Thursday House Republicans moved to block the Federal Communications Commission (FCC) from enforcing its new "net neutrality" regulations by attaching an amendment to a "sweeping spending bill." This could prevent the FCC from using government money to enforce the new rules that prohibit broadband providers from favoring or discriminating against Internet content and services.
According to the new rules established in December 2010, broadband providers must allow subscribers to access all forms of legal online content, applications and services over their wired networks. However the providers have the right to manage data in order to regulate traffic congestion and unwanted traffic (spam etc) as long as the practice is publicly disclosed. Broadband providers are also prohibited from unreasonable network discrimination including "paid prioritization."

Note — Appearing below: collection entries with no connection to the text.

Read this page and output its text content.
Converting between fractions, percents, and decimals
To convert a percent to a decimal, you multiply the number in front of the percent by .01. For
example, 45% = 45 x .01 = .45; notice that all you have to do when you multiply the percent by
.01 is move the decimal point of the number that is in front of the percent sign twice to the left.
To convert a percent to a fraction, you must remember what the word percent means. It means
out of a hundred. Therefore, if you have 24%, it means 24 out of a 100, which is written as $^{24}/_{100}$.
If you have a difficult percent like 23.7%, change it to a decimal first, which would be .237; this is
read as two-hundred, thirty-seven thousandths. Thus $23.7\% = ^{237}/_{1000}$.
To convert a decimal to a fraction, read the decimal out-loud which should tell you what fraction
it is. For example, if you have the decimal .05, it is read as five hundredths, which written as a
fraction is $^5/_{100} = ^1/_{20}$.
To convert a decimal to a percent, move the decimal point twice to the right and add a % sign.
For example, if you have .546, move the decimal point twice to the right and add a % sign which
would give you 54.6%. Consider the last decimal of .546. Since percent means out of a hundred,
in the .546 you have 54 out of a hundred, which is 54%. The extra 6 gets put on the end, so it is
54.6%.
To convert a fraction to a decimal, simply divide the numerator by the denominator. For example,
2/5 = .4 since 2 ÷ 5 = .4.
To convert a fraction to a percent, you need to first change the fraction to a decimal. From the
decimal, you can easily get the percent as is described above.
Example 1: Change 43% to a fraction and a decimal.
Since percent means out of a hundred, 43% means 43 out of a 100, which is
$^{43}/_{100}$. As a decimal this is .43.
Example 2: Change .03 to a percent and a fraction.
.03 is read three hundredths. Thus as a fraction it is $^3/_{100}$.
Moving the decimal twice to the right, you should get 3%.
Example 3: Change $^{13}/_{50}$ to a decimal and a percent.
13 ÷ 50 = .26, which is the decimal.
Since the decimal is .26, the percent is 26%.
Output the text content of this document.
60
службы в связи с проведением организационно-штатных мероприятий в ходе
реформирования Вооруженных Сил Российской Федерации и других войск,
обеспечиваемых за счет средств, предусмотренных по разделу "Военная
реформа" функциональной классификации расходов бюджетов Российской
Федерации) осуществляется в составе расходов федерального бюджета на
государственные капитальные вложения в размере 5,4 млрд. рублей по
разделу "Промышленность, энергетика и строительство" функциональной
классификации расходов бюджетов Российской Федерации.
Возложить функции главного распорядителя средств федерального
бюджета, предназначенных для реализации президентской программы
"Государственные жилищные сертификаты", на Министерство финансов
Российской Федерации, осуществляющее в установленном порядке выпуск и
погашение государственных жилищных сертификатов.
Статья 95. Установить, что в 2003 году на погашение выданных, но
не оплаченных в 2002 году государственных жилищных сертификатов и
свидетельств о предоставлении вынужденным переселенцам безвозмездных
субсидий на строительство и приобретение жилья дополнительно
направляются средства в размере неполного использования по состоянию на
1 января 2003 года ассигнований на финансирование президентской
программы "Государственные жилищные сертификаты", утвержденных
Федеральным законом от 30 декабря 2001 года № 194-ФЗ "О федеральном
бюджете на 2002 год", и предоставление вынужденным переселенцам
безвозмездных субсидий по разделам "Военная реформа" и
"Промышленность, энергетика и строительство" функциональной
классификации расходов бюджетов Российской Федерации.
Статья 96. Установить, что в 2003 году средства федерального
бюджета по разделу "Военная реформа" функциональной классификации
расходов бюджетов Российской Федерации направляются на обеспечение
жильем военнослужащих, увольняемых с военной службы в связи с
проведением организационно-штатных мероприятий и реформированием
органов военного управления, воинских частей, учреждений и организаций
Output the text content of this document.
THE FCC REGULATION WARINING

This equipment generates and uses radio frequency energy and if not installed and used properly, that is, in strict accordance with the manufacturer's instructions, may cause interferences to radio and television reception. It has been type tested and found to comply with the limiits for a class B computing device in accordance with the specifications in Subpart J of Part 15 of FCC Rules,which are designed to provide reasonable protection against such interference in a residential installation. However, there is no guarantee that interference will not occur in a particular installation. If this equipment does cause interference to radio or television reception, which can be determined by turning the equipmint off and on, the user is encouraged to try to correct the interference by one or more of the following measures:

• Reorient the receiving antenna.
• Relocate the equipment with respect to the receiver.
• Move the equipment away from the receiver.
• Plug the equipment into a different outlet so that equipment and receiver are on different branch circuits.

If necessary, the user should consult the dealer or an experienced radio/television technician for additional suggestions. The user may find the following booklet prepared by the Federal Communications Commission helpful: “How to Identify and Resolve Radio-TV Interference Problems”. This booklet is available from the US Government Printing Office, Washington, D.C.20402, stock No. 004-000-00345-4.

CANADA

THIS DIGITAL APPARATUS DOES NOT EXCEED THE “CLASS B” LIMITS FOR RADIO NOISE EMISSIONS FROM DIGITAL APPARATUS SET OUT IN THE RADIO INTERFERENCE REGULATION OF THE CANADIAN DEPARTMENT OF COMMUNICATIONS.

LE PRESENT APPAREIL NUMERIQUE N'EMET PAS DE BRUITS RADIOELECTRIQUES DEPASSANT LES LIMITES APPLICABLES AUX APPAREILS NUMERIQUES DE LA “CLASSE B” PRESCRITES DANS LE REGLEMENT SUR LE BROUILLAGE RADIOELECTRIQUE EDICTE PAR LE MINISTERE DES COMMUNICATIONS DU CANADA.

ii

On the wireless front, the FCC's net neutrality rules prevent wireless carriers from blocking access to websites or competing services like Skype and Google Voice. Like their wired broadband counterparts, carriers are also forced to disclose data traffic management practices. But unlike wired broadband, wireless carriers have a greater flexibility in managing data traffic because the smaller network bandwidth can get overwhelmed more easily than wired broadband systems.
Thursday Republicans argued that the FCC overstepped its authority in adopting the net neutrality rules, and passed the amendment with a 244 to 181 vote. According to the party, the regulations are "onerous and unnecessary," making it difficult for broadband providers to earn a healthy return on their investments, thus discouraging any attempt to upgrade their networks. The rules stifle innovation, say Republicans.
Rep. Greg Walden, R-Ore., chairman of the House Commerce Subcommittee on Communications and Technology, sponsored the spending bill amendment. He said the move was about keeping the government out of the business of running the Internet.
“We all want an open and thriving Internet," Walden said in an official statement. "That Internet exists today. Consumers can access anything they want with the click of a mouse thanks to our historical hands-off approach. I am pleased that my colleagues in the House accepted my amendment to ensure the FCC does not have the funds to implement the controversial Internet regulations.”
Carl Howe of the Yankee Group said that ultimately what's at stake in regards to the net neutrality rules is the right to produce and consume content (videos, web pages, etc) versus the rights of Internet service providers to make money. "Those that own the networks get to set the rules," he told Marketwatch. "In many ways the network owners become the owners of the tollbooth, if net neutrality is not required, and as such they can charge whatever tolls they want."
The Associated Press reports that Republican efforts to repeal the net neutrality rules will likely face an uphill battle in a Senate currently controlled by Democrats. However, the regulation may be harder to defend in court. Both Verizon and Metro PCS are challenging the FCC's regulations in federal appeals court in the District of Columbia.